4) Back to the search results, the ones that apply to my search target have been listed near the top of the Matches list, and include (listed in order with commentary):
* 1940 U.S. Census for F. Edgar Marley, born 1896 in Iowa with wife Myrtle and son Donald (this is a match)
* 1930 U.S. Census for Edgar Marley born 1896 in Iowa with wife Myrtle and son Donald (this is a match)
* California Death Index, 1940-1997 for Frank E. Marley (this is a match)
* Web, California, Find A Grave Index, 1775-2012 for Frank Edgar Marley (this is a match)
* U.S. City Directories, 1821-1989 for Frank E. Marley in 1952 (this is a match)
* U.S. City Directories, 1821-1989 for Frank E. Marley in 1947 (this is a match)
* U.S. World War I Draft Registration Cards, 1917-1918 for Frank Edgar Marley born 1895 (this is a match)
* 1940 U.S. Census for Frank D. Marley born 1893 in Iowa with wife Winnie (not a match)
* 1920 U.S. Census for Frank Morley, born 1891 in New Jersey with wife Marie (not a match)
* 1900 U.S. Census for Edgar F. Marley, born 1895 in Iowa (this is a match)
* 1930 U.S. Census for Frank Marley, born 1892 in Iowa, with wife Winnie (not a match)
* 1920 U.S. Census for Edgar Marley, born 1897 in Maryland with wife Marie (not a match)
* 1920 U.S. Census for Frank D. Marley, born 1892 in Iowa with wife Winnie (not a match)
* 1930 U.S. Census for Edgar Marley, born 1899 in Maryland with wife Marie (not a match)
* 1900 U.S. Census for Frank Marley, born 1892 in Iowa (not a match)
* Iowa State Census Collection, 1836-1925) for 1925, for Frank Marley born 1893 in Iowa with wife Winifred (not a match)
* 1920 U.S. Census for Frank E. Marley, born 1895 in Colorado, with wife Stella and son Harold (not a match)
* 1920 U.S. Census for Frank Marley, born 1896 in Iowa (this is a match, with same parents as 1900 census) (this is a match)
* Iowa State Census, 1895 for Frank Marley, born in 1892 in Iowa (not a match)
* U.S. World War I Draft Registration Cards, 1917-1918 for Frank David Marley born 1892 (not a match)
I have highlighted the ones that are my target person.
In addition, #23, #61, and #62 are matches to my target person (I only looked at the first 100 matches).
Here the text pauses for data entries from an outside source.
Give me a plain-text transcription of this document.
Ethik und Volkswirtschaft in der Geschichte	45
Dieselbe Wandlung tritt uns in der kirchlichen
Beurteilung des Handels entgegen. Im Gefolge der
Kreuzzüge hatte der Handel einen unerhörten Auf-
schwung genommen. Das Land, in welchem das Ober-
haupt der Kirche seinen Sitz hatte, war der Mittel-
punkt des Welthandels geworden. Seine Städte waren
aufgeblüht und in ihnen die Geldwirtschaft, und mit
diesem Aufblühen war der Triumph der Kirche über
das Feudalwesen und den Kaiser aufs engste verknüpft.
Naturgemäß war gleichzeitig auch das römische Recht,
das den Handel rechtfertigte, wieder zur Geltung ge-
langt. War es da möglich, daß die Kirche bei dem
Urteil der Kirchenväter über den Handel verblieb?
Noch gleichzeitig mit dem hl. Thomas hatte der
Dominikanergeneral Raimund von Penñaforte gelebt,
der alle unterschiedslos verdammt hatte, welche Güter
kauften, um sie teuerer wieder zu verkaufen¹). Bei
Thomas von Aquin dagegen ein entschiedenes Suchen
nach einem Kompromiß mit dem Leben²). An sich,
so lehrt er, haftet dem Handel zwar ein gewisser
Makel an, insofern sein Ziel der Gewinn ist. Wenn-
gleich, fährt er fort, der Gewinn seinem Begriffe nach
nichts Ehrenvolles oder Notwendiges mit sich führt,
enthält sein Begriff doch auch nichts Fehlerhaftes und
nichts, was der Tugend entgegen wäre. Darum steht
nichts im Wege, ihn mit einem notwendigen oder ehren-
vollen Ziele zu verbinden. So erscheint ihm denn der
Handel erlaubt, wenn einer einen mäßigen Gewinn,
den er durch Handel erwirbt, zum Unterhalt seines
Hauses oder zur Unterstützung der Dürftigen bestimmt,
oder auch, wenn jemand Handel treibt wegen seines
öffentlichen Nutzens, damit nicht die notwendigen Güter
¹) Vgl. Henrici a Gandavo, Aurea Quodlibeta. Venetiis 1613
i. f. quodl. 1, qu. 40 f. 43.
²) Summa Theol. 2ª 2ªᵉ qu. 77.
So, the matches were #1 through #7, #10, #18, #23, #61 and #62. All of the other matches in the first 20 had similar names or birth years and are logical matches assuming that the order is calculated by an algorithm based on distance each term is from the search field entries. There are no really extraneous entries on the Top 60 or so. #65 was the first match in the category of "These records are less likely to match your search but may be helpful."
The one record I expected to see in the match list was the 1910 U.S. Census record. I didn't find him after an extended search so the family was probably not enumerated.
5) As you can see, this search from within the Ancestry Member Tree, which uses a "Broad" search slider for everything but the Last Name, finds many records for the target person, and the best matches are usually in the top 20 matches in the "Records" View. A similar search could be done from the Advanced Search page (http://search.ancestry.com/search/) by filling in the search fields as described above with the same result, using the Default settings for names, dates and places.
This is, I think, fairly typical for 20th century target persons - they usually find census records, draft registrations, cemetery, military, immigration records, and city directory records. The 20th century target search experience may be different for 17th to 19th century searches because of the lack of many record types and the presence of more indexes from books or databases.
I'm not saying it is perfect, but this is my search results experience. I like this search feature and am using it more and more to find records to attach to my Ancestry Member Tree and input to my RootsMagic program database by capturing the image and adding it as Media.